Yang lebih aneh tentang Pasar Ramadhan justru terjadi di Manado, kota yang di setiap pengkolannya ada menara gereja. Dikenal sebagai masyarakat yang suka “makang-makang”, Pasar Ramadhan pun jadi ajang kulineran. Perbedaan dogma melebur dalam nampan kue-kuean. Kalau tidak percaya silakan pergi ke Manado, pergilah ke Pasar Ramadhan yang ada di Kampung Arab atau Kampung Ketang Baru. Di antara ramainya pembeli, banyak yang memakai kalung salib besar-besar.

Chaos yang menyenangkan ini sering kali bikin yang berpuasa malah jadi getir karena kehabisan takjil. Yang berpuasa orang Islam, tapi yang berpesta takjil justru orang Kristen. Di sebuah postingan media sosial, seorang teman Muslim sampai-sampai menuliskan status agar warga Kristiani Kota Manado jangan terlalu semangat berburu takjil. Dia meminta agar yang berpuasa diberi kesempatan terlebih dahulu, setelah itu sisanya bisa disikat tuntas.
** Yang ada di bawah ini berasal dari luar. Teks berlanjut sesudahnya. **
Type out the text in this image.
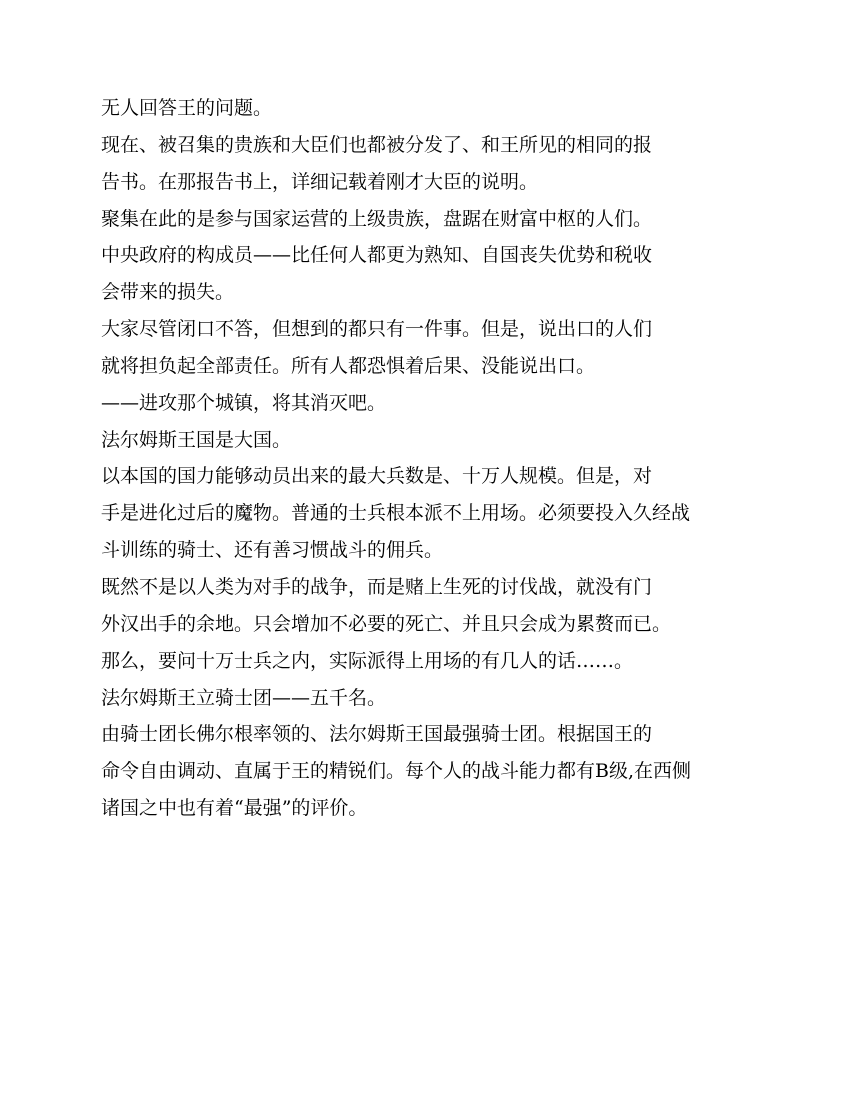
无人回答王的问题。
现在、被召集的贵族和大臣们也都被分发了、和王所见的相同的报
告书。在那报告书上，详细记载着刚才大臣的说明。
聚集在此的是参与国家运营的上级贵族，盘踞在财富中枢的人们。
中央政府的构成员——比任何人都更为熟知、自国丧失优势和税收
会带来的损失。
大家尽管闭口不答，但想到的都只有一件事。但是，说出口的人们
就将担负起全部责任。所有人都恐惧着后果、没能说出口。
——进攻那个城镇，将其消灭吧。
法尔姆斯王国是大国。
以本国的国力能够动员出来的最大兵数是、十万人规模。但是，对
手是进化过后的魔物。普通的士兵根本派不上用场。必须要投入久经战
斗训练的骑士、还有善习惯战斗的佣兵。
既然不是以人类为对手的战争，而是赌上生死的讨伐战，就没有门
外汉出手的余地。只会增加不必要的死亡、并且只会成为累赘而已。
那么，要问十万士兵之内，实际派得上用场的有几人的话……。
法尔姆斯王立骑士团——五千名。
由骑士团长佛尔根率领的、法尔姆斯王国最强骑士团。根据国王的
命令自由调动、直属于王的精锐们。每个人的战斗能力都有B级,在西侧
诸国之中也有着“最强”的评价。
Pasar Ramadhan di Manado memang berwarna, tak bertumpu pada gorengan standar dengan tepung lebih tebal dari isinya. Yang disajikan di lapak memang menggoda. Ada Balapis Manado yang teksturnya kenyal-kenyal gemoy dengan rasa santan yang kuat serta rasa cokelat yang elegan. Kuenya jika dimakan selapis demi selapis akan terasa lebih eksotis.

Ada juga Lampu-Lampu, bukan kue terang-benderang melainkan terbuat dari adonan beras yang diletakkan dalam takir daun pandan. Di bagian bawahnya berupa gula aren cair. Kue ini jika disendok lalu dimasukkan ke mulut, lelehan gulanya seperti lumer menebar rasa manis penuh di rongga mulut. Paduan dengan aroma pandannya yang kuat membuat siapa pun yang menyantap tak bakal puas hanya menikmati sebiji.

Belum lagi Lalampanya yang beda dengan lemper Jawa. Di Jawa, lemper cenderung kalem karena berisi abon entah ayam atau sapi. Lalampa Manado lebih meledak karena berisi sambal ikan cakalang atau roa yang dibumbui pedas. Karakternya makin kuat karena Lalampa bukan hanya dikukus tetapi juga dibakar. Aromanya mirip feromon yang tercium oleh pejantan yang berada ratusan meter jauhnya. Kalau mulut mulai kepedasan, masih ada Cucur dengan manis yang legit dari gula aren.

Tak heran jika kemudian di bulan Ramadhan di Manado ada “War Takjil”; cepat-cepatan memburu takjil agar yang berpuasa tak kecele karena takjil favoritnya hanya menyisakan nampan kosong. Perang takjil terjadi karena di Pasar Ramadhan sering kedatangan orang kalap yang memborong ini-itu seolah-olah besok jualan takjil akan dilarang. Brutal tapi seru dan menyenangkan. Yang jualan juga tak bisa melarang, sebab membeli takjil tak perlu menunjukkan kartu anggota untuk membuktikan agamamu apa.

Pasar Ramadhan atau Pasar Takjil memang inklusif, tak ada larangan bagi siapa pun untuk datang membeli di sana. Yang tak berpuasa sekalipun boleh juga rajin mendatangi Pasar Ramadhan sebagai penghobi, hobi makan. Saking inklusifnya, di Pasar Ramadhan GOR Segiri Samarinda bahkan ada kios-kios yang menyajikan makanan siap santap di tempat. Di beberapa titik, dengan mudah akan disaksikan orang tengah bersantap meski waktu buka puasa masih jauh. Dan tak ada yang marah atau merasa terganggu dengan polah ini.

Selamat berpuasa untuk semua, selamat menikmati Pesta Kuliner di Festival Pasar Ramadhan.